Deterrence in cyberspace is not yet real. The critical component of deterrence by punishment—clear and credible retribution for activity—has been weakly applied. For that threat to be real, categories of cyber activity need to be defined and ready to deploy. However, the Ukraine conflict has perhaps given some hope for deterrence by denial, with Ukrainian and NATO defense preventing Russian cyberattacks from causing mass chaos.
Cyber operations take time to develop. Those hoping to mount a strong offense must create robust plans and choose targets wisely. Attacks on banks, the electrical grid, and communications infrastructure were disruptive, but not decisive. In retrospect, directing energies at different targets might have been more effective for the GRU and FSB. Had Moscow anticipated that President Zelensky would be a prodigy at crisis communications, it might have prioritized severing Zelensky’s ability to communicate. Similarly, if Russian forces had a dependable communications capability independent of Ukraine’s commercial infrastructure, and had they anticipated the abundance of intelligence and inspiration flowing out of Ukrainian citizens’ cell phones on a daily basis, they also might have prioritized destroying cell phone networks.
This is a new front, with new warriors. As scholars struggle to understand the implications of conflict in the cyber domain, there is not a clear comparison to other forms of warfare. Cyber uses different tools and different warriors. Does a cyber operator need to be able to complete a 12-mile ruck march with a 35-pound pack? No. But do they need the physical and psychological toughness to push through exhaustion and lead soldiers on stressful missions? Absolutely. They also need to be crafty, inventive, curious, and determined. Ukraine had an army of volunteer cyber warriors assisting in defense and engaging in offense. They might not have been firing an M-16, but they have proven a key element of the total defense of Ukraine.
The front lines are not at the front. If a Ukrainian refugee in Germany decides to steal and leak GRU data, is that individual a combatant? What if the individual manages to replace RT’s news feed and show the Russian people the truth of the Ukrainian war? What if they interfere with Russian army communication links? Is Berlin responsible for their actions? Is Kyiv? The West has tried to hold Moscow accountable for addressing ransomware attacks emanating from Russian territory. What are the expectations when an entity is fighting from territory that is technically not party to the conflict? The laws of war have yet to catch up to the cyber domain.

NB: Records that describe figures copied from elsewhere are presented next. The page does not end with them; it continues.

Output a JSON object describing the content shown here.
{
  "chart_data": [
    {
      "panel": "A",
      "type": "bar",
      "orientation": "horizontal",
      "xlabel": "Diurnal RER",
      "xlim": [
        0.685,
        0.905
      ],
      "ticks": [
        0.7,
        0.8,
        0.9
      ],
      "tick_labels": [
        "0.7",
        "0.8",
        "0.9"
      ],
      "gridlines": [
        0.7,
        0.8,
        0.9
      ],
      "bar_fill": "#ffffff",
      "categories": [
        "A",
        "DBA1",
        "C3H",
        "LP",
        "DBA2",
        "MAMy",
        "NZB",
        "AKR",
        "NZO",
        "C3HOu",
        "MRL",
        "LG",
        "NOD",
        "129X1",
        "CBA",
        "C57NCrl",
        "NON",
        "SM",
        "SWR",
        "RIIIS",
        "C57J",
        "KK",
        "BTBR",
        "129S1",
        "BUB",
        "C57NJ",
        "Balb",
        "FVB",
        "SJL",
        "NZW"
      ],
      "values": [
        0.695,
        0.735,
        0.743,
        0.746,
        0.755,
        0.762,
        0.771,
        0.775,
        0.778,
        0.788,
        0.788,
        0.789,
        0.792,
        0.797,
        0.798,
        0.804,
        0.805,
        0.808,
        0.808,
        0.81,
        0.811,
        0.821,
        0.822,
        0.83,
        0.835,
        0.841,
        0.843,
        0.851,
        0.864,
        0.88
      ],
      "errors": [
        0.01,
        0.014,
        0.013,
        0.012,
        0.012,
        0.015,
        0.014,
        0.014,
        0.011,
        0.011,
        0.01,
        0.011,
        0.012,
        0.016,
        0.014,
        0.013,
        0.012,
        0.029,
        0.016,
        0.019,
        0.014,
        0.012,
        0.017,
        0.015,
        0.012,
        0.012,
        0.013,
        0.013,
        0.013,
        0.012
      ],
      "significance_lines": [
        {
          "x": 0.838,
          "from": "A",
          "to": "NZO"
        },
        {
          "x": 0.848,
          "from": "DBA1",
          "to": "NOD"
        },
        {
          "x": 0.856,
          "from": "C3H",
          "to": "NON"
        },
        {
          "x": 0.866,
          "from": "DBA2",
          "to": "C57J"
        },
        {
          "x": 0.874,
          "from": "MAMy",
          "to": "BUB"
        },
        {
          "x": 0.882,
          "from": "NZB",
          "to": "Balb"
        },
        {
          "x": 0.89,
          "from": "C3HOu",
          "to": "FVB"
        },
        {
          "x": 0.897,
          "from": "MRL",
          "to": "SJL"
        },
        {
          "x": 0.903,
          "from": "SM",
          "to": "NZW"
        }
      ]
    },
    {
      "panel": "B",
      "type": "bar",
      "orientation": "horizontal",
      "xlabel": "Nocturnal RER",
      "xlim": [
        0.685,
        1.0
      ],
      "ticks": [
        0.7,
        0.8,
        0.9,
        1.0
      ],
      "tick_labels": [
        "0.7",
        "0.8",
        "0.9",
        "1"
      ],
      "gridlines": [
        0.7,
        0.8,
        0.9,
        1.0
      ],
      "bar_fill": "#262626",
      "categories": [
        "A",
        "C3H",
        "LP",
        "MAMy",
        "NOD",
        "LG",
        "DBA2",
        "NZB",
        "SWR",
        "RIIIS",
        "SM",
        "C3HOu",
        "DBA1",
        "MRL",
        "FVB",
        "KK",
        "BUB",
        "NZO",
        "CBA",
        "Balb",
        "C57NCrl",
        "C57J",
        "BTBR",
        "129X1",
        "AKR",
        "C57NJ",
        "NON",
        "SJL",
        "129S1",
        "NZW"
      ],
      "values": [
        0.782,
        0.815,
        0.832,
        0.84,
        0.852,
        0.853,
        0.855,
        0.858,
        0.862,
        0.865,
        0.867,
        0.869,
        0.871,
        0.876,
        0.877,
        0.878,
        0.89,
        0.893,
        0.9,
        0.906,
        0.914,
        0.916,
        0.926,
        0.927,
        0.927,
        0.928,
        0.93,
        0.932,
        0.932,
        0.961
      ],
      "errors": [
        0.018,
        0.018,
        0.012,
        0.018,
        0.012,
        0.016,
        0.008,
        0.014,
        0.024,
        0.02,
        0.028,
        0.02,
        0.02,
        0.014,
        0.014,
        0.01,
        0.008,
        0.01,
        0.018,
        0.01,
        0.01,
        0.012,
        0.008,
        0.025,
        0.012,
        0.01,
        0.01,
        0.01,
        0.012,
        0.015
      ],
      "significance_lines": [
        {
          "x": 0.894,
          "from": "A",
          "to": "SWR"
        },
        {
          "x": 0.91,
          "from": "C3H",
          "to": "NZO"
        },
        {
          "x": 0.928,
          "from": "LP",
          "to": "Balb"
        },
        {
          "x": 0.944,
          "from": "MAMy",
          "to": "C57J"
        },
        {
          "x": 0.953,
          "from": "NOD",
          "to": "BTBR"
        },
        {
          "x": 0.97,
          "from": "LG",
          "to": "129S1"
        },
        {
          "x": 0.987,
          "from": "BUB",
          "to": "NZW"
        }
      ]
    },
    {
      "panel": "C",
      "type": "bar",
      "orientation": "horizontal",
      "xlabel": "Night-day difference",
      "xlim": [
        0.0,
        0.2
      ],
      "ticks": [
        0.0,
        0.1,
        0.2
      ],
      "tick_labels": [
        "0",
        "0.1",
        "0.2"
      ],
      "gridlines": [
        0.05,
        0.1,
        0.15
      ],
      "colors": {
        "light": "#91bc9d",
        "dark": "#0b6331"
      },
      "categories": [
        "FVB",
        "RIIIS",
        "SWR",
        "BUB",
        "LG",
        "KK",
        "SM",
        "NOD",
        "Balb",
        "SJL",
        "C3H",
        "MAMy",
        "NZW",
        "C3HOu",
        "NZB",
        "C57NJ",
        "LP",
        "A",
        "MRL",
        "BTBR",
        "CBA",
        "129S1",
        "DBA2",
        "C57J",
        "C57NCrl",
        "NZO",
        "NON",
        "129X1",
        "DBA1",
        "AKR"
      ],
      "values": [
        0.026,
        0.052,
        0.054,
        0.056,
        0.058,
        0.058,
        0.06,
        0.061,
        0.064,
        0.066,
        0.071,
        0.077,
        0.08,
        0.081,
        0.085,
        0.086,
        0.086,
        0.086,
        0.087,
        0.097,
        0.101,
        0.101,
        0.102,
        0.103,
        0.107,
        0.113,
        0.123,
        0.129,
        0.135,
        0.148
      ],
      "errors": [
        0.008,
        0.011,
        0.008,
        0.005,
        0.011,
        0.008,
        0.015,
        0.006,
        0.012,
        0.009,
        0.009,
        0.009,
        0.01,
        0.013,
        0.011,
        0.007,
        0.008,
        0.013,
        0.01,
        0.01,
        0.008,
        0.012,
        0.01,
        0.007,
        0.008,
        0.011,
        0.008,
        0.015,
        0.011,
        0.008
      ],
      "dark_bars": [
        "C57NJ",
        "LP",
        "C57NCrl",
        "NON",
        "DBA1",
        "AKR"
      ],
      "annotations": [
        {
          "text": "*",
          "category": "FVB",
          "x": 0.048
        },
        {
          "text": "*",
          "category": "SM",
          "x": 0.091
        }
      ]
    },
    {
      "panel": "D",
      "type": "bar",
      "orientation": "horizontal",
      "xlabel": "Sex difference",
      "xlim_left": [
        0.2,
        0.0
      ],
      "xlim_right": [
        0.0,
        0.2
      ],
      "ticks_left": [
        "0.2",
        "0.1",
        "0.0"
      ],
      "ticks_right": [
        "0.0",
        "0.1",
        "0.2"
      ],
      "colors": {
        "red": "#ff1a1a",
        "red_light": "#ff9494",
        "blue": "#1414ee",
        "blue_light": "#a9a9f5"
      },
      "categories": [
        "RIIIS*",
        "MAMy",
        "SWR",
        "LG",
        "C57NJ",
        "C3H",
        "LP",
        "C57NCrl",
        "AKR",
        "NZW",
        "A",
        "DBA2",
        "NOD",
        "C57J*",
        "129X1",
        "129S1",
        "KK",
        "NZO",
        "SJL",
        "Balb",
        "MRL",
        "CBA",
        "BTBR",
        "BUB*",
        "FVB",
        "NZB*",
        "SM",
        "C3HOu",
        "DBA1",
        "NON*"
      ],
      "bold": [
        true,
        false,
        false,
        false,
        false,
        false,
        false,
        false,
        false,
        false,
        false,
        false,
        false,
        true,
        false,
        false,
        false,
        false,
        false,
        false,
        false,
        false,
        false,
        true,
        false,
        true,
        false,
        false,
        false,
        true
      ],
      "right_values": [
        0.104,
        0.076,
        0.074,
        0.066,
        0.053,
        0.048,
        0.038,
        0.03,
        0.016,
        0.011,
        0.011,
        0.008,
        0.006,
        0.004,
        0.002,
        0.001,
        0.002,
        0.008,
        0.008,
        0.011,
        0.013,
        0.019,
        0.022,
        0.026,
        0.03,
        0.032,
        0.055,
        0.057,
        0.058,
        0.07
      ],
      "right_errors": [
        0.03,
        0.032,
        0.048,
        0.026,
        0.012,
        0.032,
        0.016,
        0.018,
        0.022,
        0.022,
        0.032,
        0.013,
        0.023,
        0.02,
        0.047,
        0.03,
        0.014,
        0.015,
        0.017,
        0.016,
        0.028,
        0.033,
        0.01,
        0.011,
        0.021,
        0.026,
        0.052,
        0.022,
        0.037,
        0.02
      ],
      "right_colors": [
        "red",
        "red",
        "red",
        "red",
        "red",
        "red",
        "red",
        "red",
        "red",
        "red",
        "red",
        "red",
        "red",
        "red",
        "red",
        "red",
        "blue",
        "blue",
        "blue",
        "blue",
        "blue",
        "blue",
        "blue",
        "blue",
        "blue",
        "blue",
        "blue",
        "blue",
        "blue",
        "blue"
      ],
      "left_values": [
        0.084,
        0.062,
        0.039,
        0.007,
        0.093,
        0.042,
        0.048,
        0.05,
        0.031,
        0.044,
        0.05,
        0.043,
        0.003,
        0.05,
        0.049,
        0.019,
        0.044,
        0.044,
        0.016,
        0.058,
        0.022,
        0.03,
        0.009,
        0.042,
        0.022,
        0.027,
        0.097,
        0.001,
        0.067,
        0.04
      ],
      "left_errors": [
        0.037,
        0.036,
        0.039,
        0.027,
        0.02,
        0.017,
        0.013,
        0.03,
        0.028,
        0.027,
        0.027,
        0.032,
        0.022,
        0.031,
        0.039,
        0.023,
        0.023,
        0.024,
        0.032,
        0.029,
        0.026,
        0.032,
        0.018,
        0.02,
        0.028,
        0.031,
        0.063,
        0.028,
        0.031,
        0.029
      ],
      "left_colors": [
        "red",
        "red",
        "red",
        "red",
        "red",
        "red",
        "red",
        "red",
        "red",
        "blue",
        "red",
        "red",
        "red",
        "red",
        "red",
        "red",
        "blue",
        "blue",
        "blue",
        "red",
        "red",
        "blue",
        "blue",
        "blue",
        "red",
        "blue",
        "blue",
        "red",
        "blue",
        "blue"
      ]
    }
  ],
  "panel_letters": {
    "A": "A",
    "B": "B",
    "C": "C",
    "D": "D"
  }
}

The story of the Ukraine conflict is far from finished. As sanctions begin to severely constrain the Russian economy and NATO continues to pour weapons and other support into Ukraine, Moscow most likely will look to retaliate against the west economically. This potentially makes U.S. businesses and critical infrastructure inviting targets. As much as Ukraine has learned—the hard way—to cement its defenses against Russian attacks, the United States has only just begun to do so. CISA’s “shields up” campaign is a reminder to all to protect themselves, but the United States has yet to establish doctrine for prosecuting a cyber conflict. It is past time.